Springtails feed on certain types of organic matter and will try to find a nesting place near plenty of their preferred food and water. Finding these nesting spots is the only way to stop a springtails infestation.
Though their unusual rear appendages do give them some extra mobility by letting them hop a foot at a time, they are not able to travel great distances from where they hatch.
First, identify the pest you've spotted.
Springtails are less than one eighth of an inch long, with a flea-like hunched-over body, and are usually black or dark brown in color, although other brighter shaded springtails do exist.
They have short legs, and are wingless, with hairs along their backs, and tucked under the rear of the abdomen, those distinctive, fork-like appendages that give them an ability and a name.
Springtails live in every part of the United States and on every continent in the world. They are not dangerous, and do not eat human food, but they are stubborn survivors.
If you see what looks like a small, moving cloud of dust or filth stir up after walking through some tall grass or disturbing a pile of lawn waste or firewood, you've probably found a cluster of springtails.
To keep these tiny pests from gaining entry to your home, it's most effective to treat the area from the outside in.
First and most importantly you must locate and eliminate the nesting site from which the springtails are hatching. Springtail infestations must be attacked from the source, or you will continue to see springtails in the same places over and over.
Look for places that are both damp and dark, and that are near the areas where piles of springtails have been spotted.
Some common nesting sites include under mulch or moist soil, under patio slabs, in compost piles, in flowerpots, around pool decks, Jacuzzis and hot tubs, and in damp crawl spaces and wall voids.
Take these steps to eliminate excess moisture and deny nesting space to nearby springtails:
Eliminate mulch layers where they're no longer needed in gardens and landscaped areas.
Remove or distance piles of firewood or lumber that retain moisture.
Clear yard debris away from the home.
Even out any low spots around your home with fill dirt or gravel to eliminate places where water may stand.
Seal any cracks or other entry points in the foundation or exterior walls that you may notice.
Eliminate any leaks that allow water to collect in crawl spaces or wall voids and add ventilation if needed. Seal any possible leaks around windows, light fixtures, or door frames to keep out water.

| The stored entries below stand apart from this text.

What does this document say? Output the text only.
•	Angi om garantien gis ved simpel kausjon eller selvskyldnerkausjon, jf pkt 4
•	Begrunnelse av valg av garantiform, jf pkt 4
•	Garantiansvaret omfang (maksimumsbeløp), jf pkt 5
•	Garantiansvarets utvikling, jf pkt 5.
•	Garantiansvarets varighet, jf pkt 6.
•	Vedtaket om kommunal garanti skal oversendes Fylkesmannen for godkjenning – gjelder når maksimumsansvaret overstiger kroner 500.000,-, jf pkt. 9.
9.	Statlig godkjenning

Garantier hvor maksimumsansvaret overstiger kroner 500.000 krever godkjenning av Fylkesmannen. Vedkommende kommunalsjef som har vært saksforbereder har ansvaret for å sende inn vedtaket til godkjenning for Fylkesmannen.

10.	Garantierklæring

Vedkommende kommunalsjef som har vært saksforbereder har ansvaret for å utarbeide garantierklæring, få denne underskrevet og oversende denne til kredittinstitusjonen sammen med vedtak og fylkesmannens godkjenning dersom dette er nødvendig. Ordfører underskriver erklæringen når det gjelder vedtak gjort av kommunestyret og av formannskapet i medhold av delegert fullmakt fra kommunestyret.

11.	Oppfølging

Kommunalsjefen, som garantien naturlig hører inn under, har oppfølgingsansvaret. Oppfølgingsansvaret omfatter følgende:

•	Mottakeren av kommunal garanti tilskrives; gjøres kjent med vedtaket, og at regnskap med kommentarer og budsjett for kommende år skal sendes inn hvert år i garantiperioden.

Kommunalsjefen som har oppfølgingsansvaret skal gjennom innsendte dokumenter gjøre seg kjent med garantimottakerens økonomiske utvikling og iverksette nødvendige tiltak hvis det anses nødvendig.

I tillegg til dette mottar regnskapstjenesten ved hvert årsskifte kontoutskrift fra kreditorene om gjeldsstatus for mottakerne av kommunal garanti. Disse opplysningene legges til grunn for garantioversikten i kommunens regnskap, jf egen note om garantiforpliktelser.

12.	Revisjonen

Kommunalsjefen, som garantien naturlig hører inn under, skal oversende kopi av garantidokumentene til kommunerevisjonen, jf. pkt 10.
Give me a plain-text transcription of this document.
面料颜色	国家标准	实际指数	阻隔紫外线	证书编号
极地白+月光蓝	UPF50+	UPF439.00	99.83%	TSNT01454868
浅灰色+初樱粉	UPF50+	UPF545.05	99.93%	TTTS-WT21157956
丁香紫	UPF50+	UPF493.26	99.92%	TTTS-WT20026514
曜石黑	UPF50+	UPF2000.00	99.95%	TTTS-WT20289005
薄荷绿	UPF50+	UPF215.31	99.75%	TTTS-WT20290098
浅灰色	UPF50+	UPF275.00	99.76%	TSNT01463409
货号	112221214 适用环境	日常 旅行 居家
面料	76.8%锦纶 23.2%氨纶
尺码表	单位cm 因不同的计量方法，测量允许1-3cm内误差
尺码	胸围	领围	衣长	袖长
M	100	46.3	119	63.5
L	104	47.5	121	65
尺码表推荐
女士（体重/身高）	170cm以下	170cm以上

Search for any leaks under sinks or behind other appliances and eliminate them if you discover any.
Once you've worked your way inside by making the area around your home unattractive to springtails and made sure that there are no leaks or standing water inside your home, applying a spray insecticide in areas where springtails may try to nest should be the next step in your pest control plan. This type of treatment will eliminate any stragglers that may be hiding indoors.
If you’re using a liquid insecticide concentrate, add the required amount water to the product in a hand-pump sprayer and shake the tank to agitate the mixture. Wear PPE including protective gloves and long sleeves any time you are mixing or applying an insecticide.
Spray for springtails in these areas inside your home:
Around door and window frames
Under sinks and around pipes
In closets, attics, and basements
Under kitchen appliances
...and anywhere else you have spotted springtail activity.
An insecticide dust can also be applied for long-term springtail control in hard-to-reach areas like wall voids and crawl spaces. Apply the dust with a hand duster and monitor any further springtails activity in the area.
To keep your home or business from being an attractive home to springtails, continue to monitor for leaks or standing water, and use bathroom fans or a dehumidifier to control the moisture level inside the structure. Springtails cannot survive in a dry climate.
For an additional layer of springtails protection around your home, a granular insecticide labeled for springtails control can be applied under mulch, pine straw, wood chips, and other organic matter found outside the home.
By following these steps and using the right products, you can make sure your home is springtail-free.